McVitie’s have been making jaffa cakes since 1927. But they were challenged  by Her Majesty’s Customs and Excise for labelling their chocolate orange treats as ‘cakes’.

The reason it was challenged is because in UK law, biscuits are classed as a luxury item and VAT applies. But cakes, on the other hand, are regarded as a staple food and are zero-rated for the purposes of VAT.

Customs and Excise decided to rule jaffa cakes to be biscuits, partly covered in chocolate, and therefore standard-rate. But the cake manufacturers appealed against the decision and the matter went to court.

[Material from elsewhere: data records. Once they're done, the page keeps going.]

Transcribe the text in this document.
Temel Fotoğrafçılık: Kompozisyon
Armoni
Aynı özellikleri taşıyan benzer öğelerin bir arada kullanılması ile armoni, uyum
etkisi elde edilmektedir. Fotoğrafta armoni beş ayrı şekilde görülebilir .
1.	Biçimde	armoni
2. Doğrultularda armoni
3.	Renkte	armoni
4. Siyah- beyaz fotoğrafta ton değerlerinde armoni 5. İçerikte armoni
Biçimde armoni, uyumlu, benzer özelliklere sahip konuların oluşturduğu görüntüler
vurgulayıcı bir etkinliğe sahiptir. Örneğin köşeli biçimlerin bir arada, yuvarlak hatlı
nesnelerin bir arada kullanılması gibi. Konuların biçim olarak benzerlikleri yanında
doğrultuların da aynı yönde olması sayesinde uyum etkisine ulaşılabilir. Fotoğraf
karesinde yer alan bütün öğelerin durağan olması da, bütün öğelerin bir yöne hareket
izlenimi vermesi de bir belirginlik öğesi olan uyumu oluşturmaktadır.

So in 1991, a UK court ruled in favour of McVities who argued that the base of a jaffa cake was actually a cake sponge, not a biscuit. The deciding factor was when McVities pointed out that when biscuits go stale, they go soft and when cakes go stale, they harden (jaffa cakes go hard).

So there you have it…

Jaffa cakes are legally a cake, which only justifies everyone’s shock and horror when Paul Hollywood only goes and dunks his in a cup of tea 😳 . Who dunks cake into tea??? I think Mary’s reaction speaks for us all;


Jaffa cake etiquette aside, I was really intrigued by the idea of making my own jaffa cakes so I went and looked up the recipe and guess what, it was super simple! I used Mary Berry’s own recipe and it was great!(shocker)

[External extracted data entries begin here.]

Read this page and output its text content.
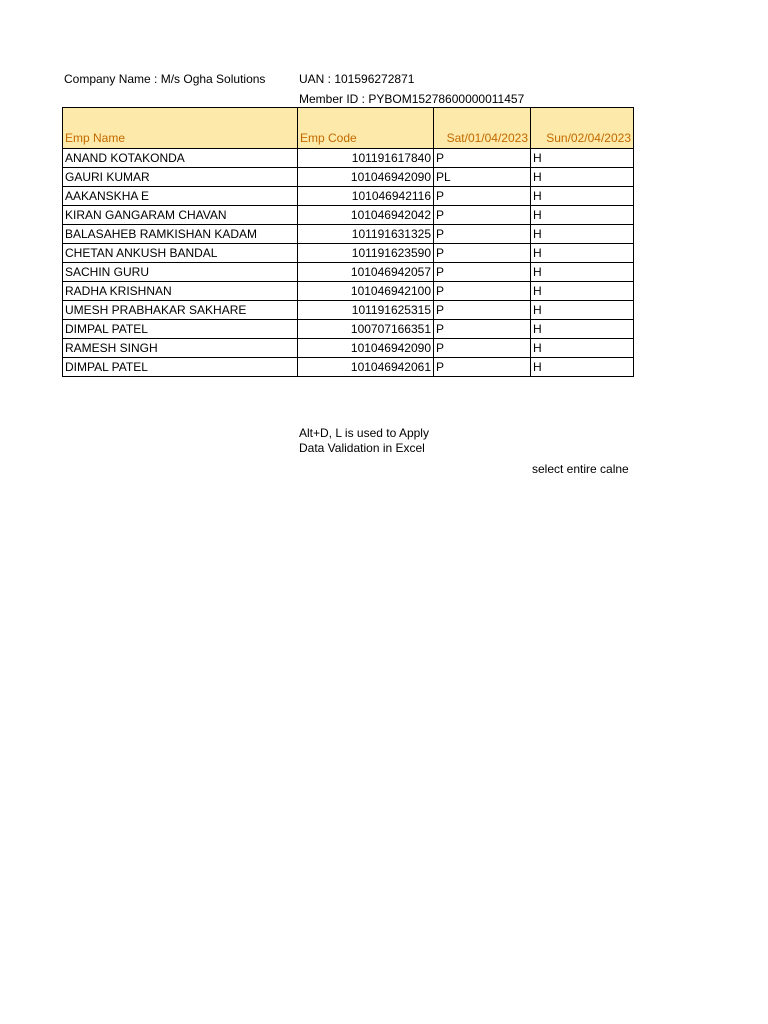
Company Name : M/s Ogha Solutions	UAN : 101596272871
Member ID : PYBOM15278600000011457
Emp Name	Emp Code	Sat/01/04/2023	Sun/02/04/2023
ANAND KOTAKONDA	101191617840	P	H
GAURI KUMAR	101046942090	PL	H
AAKANSKHA E	101046942116	P	H
KIRAN GANGARAM CHAVAN	101046942042	P	H
BALASAHEB RAMKISHAN KADAM	101191631325	P	H
CHETAN ANKUSH BANDAL	101191623590	P	H
SACHIN GURU	101046942057	P	H
RADHA KRISHNAN	101046942100	P	H
UMESH PRABHAKAR SAKHARE	101191625315	P	H
DIMPAL PATEL	100707166351	P	H
RAMESH SINGH	101046942090	P	H
DIMPAL PATEL	101046942061	P	H
Alt+D, L is used to Apply Data Validation in Excel
select entire calne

The recipe I came across was great but it said I would get 12 jaffas and I only got 9, and I only had to bake them for 6 mins cos they were quite thin. Also I had jelly and chocolate left over, so I had a look at the GBBO website and Mary’s recipe has been updated with double the quantities of egg, flour and sugar, which makes sense given the quantities I had didn’t balance. So I’ll post the updated recipe so you don’t have any problems 🙂

These Jaffa Cakes are so simple and quick and really like the McVities ones, you won’t be disappointed!

Mary Berry’s Jaffa Cakes


Makes 12-18

For the jelly

135g packet orange jelly

finely grated zest of 1 small orange

150ml boiling water

For the sponge

unsalted butter, for greasing

2 large eggs

50g caster sugar

50g self raising flour, sifted

For the topping

180g plain dark chocolate, 46% cocoa solids


  • For the jelly, break the jelly into pieces and place in a small bowl. Pour over the boiling water and stir until the jelly is completely dissolved. Add the orange zest, then pour into a shallow 30cm x 20cm tray. Chill in the fridge for 1 hour until set.
  • Meanwhile, pre-heat the oven to 180C/Fan160C/Gas 4 and grease a 12 hole, shallow bun tin with butter. Whisk the eggs and sugar together for 4 – 5 minutes until pale and fluffy, then gently fold in the flour.
  • Fill each well in the bun tin with a tablespoon of the cake batter. Bake for 6-8 minutes, until well risen and the top of the sponges spring back when lightly pressed with a finger. Remove from the oven and leave to cool in the tray for a few minutes then finish cooling on a wire rack.
  • To assemble, break the chocolate into pieces then melt in a bowl set over a pan of gently simmering water. Remove the bowl from the heat and leave to cool & thicken slightly.(you can also use a microwave and stir at 20 sec intervals)
  • Turn the jelly out onto a sheet of non stick baking parchment. Cut 12 discs from the orange jelly using a 5cm round cutter. Sit one jelly disc on top of each sponge.
  • Spoon a tsp of the melted chocolate on the centre of the jelly discs just enough to use the back of the spoon to push the chocolate from the centre to the edge (should be a thin layer). Using a fork create a criss cross pattern on top of the chocolate, then leave in the fridge to set completely.